С похорон Алексея Михайловича обычный ход жизни в кремлёвском дворце изменился. Государь не вставал, по обыкновению, ранним утром. Не ожидали царский духовник или крестовый поп и царёвы дьяки его выхода в Крестовую палату, где царь каждый день совершал утреннюю молитву, после которой духовник, осенив его крестом, прикладывал крест к его лбу и щекам и кропил святой водою, привозимою из разных монастырей в вощаных сосудах. В отсутствие болеющего царя духовник его и царские дьяки пели в Крестовой палате молебны о выздоровлении государя.

Не собиралась теперь и царская дума в Грановитой палате, и хотя съезжались во дворец на ежедневный поклон государю бояре и думные люди, но они не могли видеть его светлые очи и довольствовались лишь спросом о здравии. В опочивальне под шёлковым пологом лежал теперь царь Фёдор Алексеевич. Почти безвыходно около него сидела царевна Софья Алексеевна. Она, так и не приняв постриг, пришла из монастыря ухаживать за братом. С нежной внимательностью ухаживала, стараясь угодить и успокоить его ласками и участием. А в передней сидели тётка Татьяна, боярин Богдан Хитрово да вернувшийся ко двору князь Василий Голицын.

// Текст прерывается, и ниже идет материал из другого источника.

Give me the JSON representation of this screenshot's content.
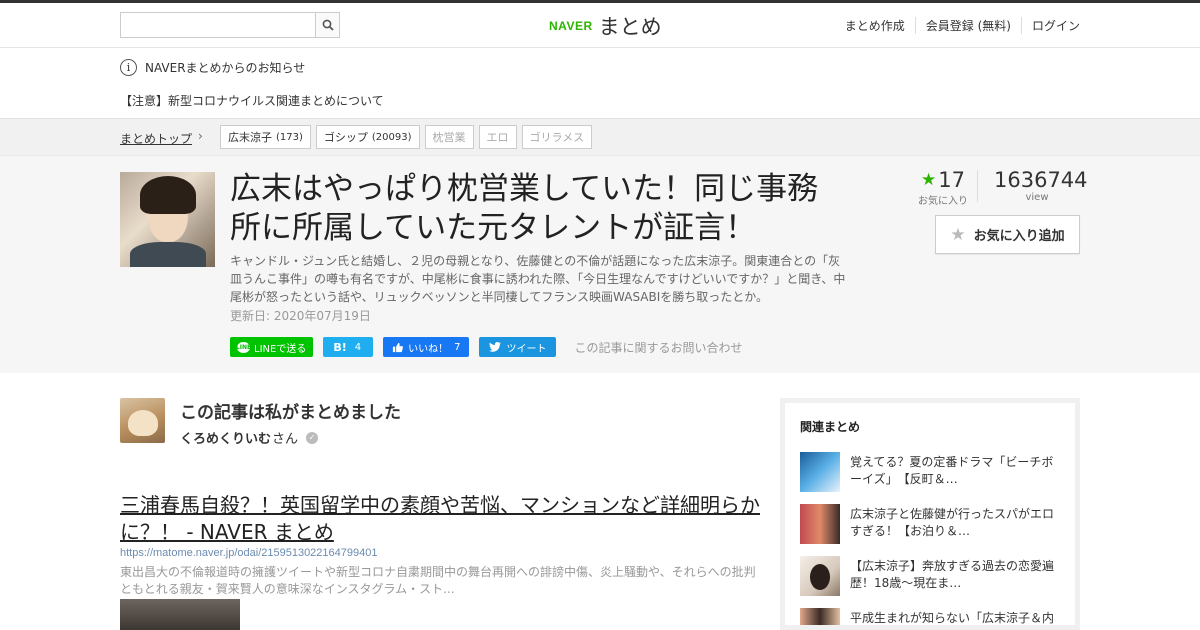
{
  "header": {
    "search_placeholder": "",
    "logo_naver": "NAVER",
    "logo_matome": "まとめ",
    "nav": [
      "まとめ作成",
      "会員登録 (無料)",
      "ログイン"
    ]
  },
  "notice": {
    "info_icon": "i",
    "title": "NAVERまとめからのお知らせ",
    "item": "【注意】新型コロナウイルス関連まとめについて"
  },
  "breadcrumb": {
    "top": "まとめトップ",
    "chevron": "›",
    "tags": [
      {
        "label": "広末涼子",
        "count": "(173)"
      },
      {
        "label": "ゴシップ",
        "count": "(20093)"
      },
      {
        "label": "枕営業",
        "count": ""
      },
      {
        "label": "エロ",
        "count": ""
      },
      {
        "label": "ゴリラメス",
        "count": ""
      }
    ]
  },
  "article": {
    "title": "広末はやっぱり枕営業していた！同じ事務所に所属していた元タレントが証言！",
    "description": "キャンドル・ジュン氏と結婚し、２児の母親となり、佐藤健との不倫が話題になった広末涼子。関東連合との「灰皿うんこ事件」の噂も有名ですが、中尾彬に食事に誘われた際、「今日生理なんですけどいいですか？」と聞き、中尾彬が怒ったという話や、リュックベッソンと半同棲してフランス映画WASABIを勝ち取ったとか。",
    "updated": "更新日: 2020年07月19日",
    "favorites": "17",
    "favorites_label": "お気に入り",
    "views": "1636744",
    "views_label": "view",
    "fav_add_label": "お気に入り追加"
  },
  "share": {
    "line": "LINEで送る",
    "line_icon_text": "LINE",
    "hatena": "B!",
    "hatena_count": "4",
    "facebook": "いいね！",
    "facebook_count": "7",
    "twitter": "ツイート",
    "inquiry": "この記事に関するお問い合わせ"
  },
  "author": {
    "heading": "この記事は私がまとめました",
    "name": "くろめくりいむ",
    "suffix": "さん"
  },
  "link_card": {
    "title": "三浦春馬自殺？！英国留学中の素顔や苦悩、マンションなど詳細明らかに？！ - NAVER まとめ",
    "url": "https://matome.naver.jp/odai/2159513022164799401",
    "description": "東出昌大の不倫報道時の擁護ツイートや新型コロナ自粛期間中の舞台再開への誹謗中傷、炎上騒動や、それらへの批判ともとれる親友・賀来賢人の意味深なインスタグラム・スト..."
  },
  "sidebar": {
    "heading": "関連まとめ",
    "items": [
      {
        "title": "覚えてる？夏の定番ドラマ「ビーチボーイズ」　【反町＆…"
      },
      {
        "title": "広末涼子と佐藤健が行ったスパがエロすぎる！【お泊り＆…"
      },
      {
        "title": "【広末涼子】奔放すぎる過去の恋愛遍歴！18歳〜現在ま…"
      },
      {
        "title": "平成生まれが知らない「広末涼子＆内田有紀」アイドル無…"
      }
    ]
  },
  "colors": {
    "naver_green": "#2db400",
    "line_green": "#00c300",
    "hatena_blue": "#1faeef",
    "facebook_blue": "#1877f2",
    "twitter_blue": "#1b95e0"
  }
}
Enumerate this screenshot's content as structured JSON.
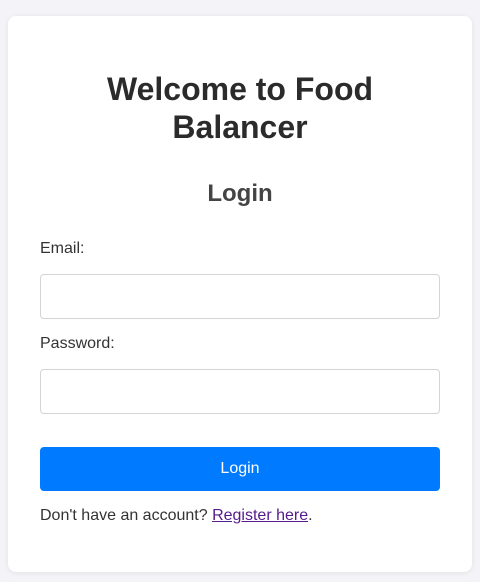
{
  "page": {
    "title": "Welcome to Food Balancer",
    "subtitle": "Login"
  },
  "form": {
    "email_label": "Email:",
    "email_value": "",
    "email_placeholder": "",
    "password_label": "Password:",
    "password_value": "",
    "password_placeholder": "",
    "submit_label": "Login"
  },
  "footer": {
    "prompt_text": "Don't have an account? ",
    "register_link_text": "Register here",
    "trailing_text": "."
  },
  "colors": {
    "background": "#f4f4f8",
    "card": "#ffffff",
    "primary_button": "#007bff",
    "link_visited": "#551a8b",
    "text": "#333333"
  }
}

Однако болезнь потихоньку уходила из тела царя Фёдора Третьего, успокаивалась и душа, как-то помертвев, защищаясь от внешних невзгод и потерь. Он помнил, как на следующий день после похорон отца тётка Татьяна Михайловна и боярин Хитрово подсунули ему указ, навалившись на него, умоляя отрешить Матвеева от Аптекарского приказа. Ему было так плохо, и он подписал указ, только бы они отстали. А теперь ещё Софья торчит рядом, как бельмо на глазу. Скорей бы уж и впрямь поправиться. С уходом болезни он всё больше становился задумчив и богомолен. Вот уже более недели, как его провозгласили царём, а он так и не почувствовал перемены, превратившей его во владыку Руси. Ничего не переменилось, разве что он испытывал сегодня ещё большую слабость, ещё тягостнее стало ощущение неуверенности в своём непривычном величии, вновь нахлынули мысли об отце, столь сильно им любимом. Бессильно уронив голову на грудь, дрожа всем телом, он отодвинулся от подоспевшей сестры Софьи. Тело вновь горело в лихорадке.